Пьетро и Даниэле вопросительно взглянули на Франко, словно ожидая пояснений от помощника отца. Но тот и сам ничего не понимал.
– Мой старый друг вчера вечером прибыл в Венецию, – сказал Раньери с теми же мурлыкающими интонациями, пугавшими сильнее, чем любой крик. – Старый дружище, которого я не видел вживую много долгих лет. К счастью, у меня хранился его портрет.
Кристиан первым сообразил, о ком идет речь.
– Неужели дядя Йаков? – недоверчиво спросил он.
– Не может быть!
– Я его помню! – Пьетро расплылся в счастливой улыбке.
– Конечно, ты помнишь его, Пепе, – ободряюще кивнул Доменико. – Вы все должны его помнить. Он привозил вам такие чудные подарки, когда навещал нас…
– На коленке меня качал! – вспомнил Даниэле. – Он правда здесь?
– Здесь, здесь. Йакову потребовалась моя помощь, и две недели назад я отправил одного очень полезного человечка туда, где он скрывался. В Грецию. Мы смогли переправить его сюда только вчера. Он отдыхал. Но теперь сможет нам помочь.

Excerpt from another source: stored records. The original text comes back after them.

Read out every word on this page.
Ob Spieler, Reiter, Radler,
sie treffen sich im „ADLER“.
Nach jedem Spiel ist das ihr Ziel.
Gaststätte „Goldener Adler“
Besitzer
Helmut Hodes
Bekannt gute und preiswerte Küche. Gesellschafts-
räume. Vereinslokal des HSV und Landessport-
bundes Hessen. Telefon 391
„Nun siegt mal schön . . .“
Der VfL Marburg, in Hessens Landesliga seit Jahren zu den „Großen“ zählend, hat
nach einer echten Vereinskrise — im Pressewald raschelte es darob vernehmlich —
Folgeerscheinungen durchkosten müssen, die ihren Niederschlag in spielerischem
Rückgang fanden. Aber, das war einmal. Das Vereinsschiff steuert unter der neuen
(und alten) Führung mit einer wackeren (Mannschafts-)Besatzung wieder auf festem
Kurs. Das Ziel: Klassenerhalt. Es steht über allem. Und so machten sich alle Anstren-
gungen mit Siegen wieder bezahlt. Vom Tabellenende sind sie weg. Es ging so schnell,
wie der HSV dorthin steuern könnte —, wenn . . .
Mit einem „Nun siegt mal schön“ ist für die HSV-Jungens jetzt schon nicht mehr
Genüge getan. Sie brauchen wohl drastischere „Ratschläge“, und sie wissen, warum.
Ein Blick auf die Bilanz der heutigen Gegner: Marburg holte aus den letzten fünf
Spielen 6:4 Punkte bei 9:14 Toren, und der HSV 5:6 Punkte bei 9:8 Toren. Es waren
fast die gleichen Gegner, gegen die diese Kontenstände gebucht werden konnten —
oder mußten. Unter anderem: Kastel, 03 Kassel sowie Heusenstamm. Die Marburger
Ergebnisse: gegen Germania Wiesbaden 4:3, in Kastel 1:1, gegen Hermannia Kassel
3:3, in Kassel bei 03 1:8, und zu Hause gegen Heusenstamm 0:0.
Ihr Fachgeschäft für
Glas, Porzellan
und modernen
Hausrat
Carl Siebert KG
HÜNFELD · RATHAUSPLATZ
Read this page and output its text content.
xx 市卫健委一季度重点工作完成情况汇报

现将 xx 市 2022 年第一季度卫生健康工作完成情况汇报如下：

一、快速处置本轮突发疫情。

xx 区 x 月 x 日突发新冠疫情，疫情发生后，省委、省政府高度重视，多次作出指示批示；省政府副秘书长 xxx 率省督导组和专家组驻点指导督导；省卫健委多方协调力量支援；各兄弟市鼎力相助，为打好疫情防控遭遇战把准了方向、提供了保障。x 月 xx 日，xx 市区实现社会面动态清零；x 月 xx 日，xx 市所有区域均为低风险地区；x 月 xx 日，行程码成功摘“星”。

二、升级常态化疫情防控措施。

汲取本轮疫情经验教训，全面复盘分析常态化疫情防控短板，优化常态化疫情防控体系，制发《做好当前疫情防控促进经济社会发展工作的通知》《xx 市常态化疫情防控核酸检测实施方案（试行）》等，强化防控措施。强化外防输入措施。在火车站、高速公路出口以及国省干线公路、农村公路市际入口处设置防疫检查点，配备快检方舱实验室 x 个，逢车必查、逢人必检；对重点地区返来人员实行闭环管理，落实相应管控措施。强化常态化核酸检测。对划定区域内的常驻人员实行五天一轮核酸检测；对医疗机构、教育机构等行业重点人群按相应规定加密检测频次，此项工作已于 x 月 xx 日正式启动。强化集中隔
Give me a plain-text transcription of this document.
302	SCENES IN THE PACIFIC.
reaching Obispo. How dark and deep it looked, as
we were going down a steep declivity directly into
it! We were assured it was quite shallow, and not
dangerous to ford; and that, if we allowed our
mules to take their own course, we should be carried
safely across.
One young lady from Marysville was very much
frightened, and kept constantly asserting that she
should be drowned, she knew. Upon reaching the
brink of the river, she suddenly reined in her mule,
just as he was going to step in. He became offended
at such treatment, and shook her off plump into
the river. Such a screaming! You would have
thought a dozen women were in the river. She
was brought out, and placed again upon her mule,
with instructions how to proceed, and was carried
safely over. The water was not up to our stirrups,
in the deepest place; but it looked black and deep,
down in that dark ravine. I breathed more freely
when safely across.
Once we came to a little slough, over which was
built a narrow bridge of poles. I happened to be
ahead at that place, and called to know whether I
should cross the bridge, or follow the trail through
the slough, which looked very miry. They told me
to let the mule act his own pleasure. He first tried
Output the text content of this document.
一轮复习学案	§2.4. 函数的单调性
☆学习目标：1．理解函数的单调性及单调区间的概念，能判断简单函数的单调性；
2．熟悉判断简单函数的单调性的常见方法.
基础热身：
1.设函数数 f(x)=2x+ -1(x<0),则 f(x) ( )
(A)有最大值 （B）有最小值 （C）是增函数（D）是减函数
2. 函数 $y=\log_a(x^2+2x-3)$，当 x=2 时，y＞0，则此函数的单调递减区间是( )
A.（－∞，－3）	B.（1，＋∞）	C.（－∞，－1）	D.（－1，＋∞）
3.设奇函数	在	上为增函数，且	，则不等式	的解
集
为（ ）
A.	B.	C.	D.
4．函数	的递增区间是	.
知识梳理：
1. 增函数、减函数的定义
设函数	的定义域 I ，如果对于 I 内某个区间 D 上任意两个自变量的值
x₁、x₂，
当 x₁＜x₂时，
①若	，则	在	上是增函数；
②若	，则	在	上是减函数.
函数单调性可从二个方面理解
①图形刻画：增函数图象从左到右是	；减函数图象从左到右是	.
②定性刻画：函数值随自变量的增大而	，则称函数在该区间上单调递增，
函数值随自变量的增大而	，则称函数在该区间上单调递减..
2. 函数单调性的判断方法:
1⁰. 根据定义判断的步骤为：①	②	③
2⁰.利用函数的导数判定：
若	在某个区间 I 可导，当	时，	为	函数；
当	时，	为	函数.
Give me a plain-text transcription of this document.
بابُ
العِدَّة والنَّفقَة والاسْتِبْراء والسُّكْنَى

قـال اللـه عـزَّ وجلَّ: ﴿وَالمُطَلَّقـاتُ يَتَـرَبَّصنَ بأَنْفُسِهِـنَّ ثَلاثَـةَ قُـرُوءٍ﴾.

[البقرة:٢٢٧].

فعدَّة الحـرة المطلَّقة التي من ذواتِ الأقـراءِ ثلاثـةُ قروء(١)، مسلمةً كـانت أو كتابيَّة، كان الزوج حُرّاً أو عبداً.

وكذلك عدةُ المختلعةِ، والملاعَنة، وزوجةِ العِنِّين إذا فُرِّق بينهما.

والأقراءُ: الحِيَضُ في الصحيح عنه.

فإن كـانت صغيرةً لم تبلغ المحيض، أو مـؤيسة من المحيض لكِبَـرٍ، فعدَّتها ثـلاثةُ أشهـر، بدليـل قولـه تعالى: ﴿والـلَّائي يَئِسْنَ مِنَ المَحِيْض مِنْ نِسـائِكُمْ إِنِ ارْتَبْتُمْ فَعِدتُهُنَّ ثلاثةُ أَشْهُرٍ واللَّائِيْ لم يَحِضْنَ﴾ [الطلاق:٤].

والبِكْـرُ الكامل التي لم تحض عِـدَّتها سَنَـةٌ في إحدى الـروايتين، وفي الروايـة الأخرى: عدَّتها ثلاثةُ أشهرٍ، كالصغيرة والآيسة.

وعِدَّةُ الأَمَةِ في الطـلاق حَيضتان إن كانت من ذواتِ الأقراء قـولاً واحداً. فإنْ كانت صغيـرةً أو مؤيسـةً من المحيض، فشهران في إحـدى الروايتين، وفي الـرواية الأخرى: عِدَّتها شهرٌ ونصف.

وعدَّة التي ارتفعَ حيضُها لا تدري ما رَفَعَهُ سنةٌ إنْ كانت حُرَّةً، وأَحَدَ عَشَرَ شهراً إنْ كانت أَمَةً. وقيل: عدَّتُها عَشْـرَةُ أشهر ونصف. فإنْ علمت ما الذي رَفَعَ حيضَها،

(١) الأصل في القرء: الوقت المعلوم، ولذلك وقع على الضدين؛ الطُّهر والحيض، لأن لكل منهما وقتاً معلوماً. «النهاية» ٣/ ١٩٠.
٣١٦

После недолгого молчания Кристиан выразил то, что беспокоило их всех:
– Сколько Йакову лет? Ты уверен, что ему хватит сил?
– На то, что я задумал для него, – хватит, не беспокойся.
– Это его фото я видел в кофейне? – поинтересовался Франко.
– Фото… – протянул Доменико, глядя куда-то мимо него. – Да. Я рад, что долго смотрел на этот снимок. Забвение пагубно для мести. Воспоминания выцветают, и ты уже не понимаешь, кому хотел отомстить. Где тот человек? Как он выглядит? Да и есть ли он? Реальный Монте-Кристо никого не стал бы разыскивать через много лет, потому что не вспомнил бы облика своих врагов.
– Папа, ты о чем? – озадачился Франко.
Раньери не слышал его. Он думал вслух, глядя в окно:
– Человек отличается от животного тем, что умеет мстить. Только лучшие, умнейшие из тварей Божьих способны на это, вроде слонов или дельфинов. Вот свидетельство разумности – умение не забывать и не прощать принесенное зло! Тем самым способствуя уменьшению его в этом мире.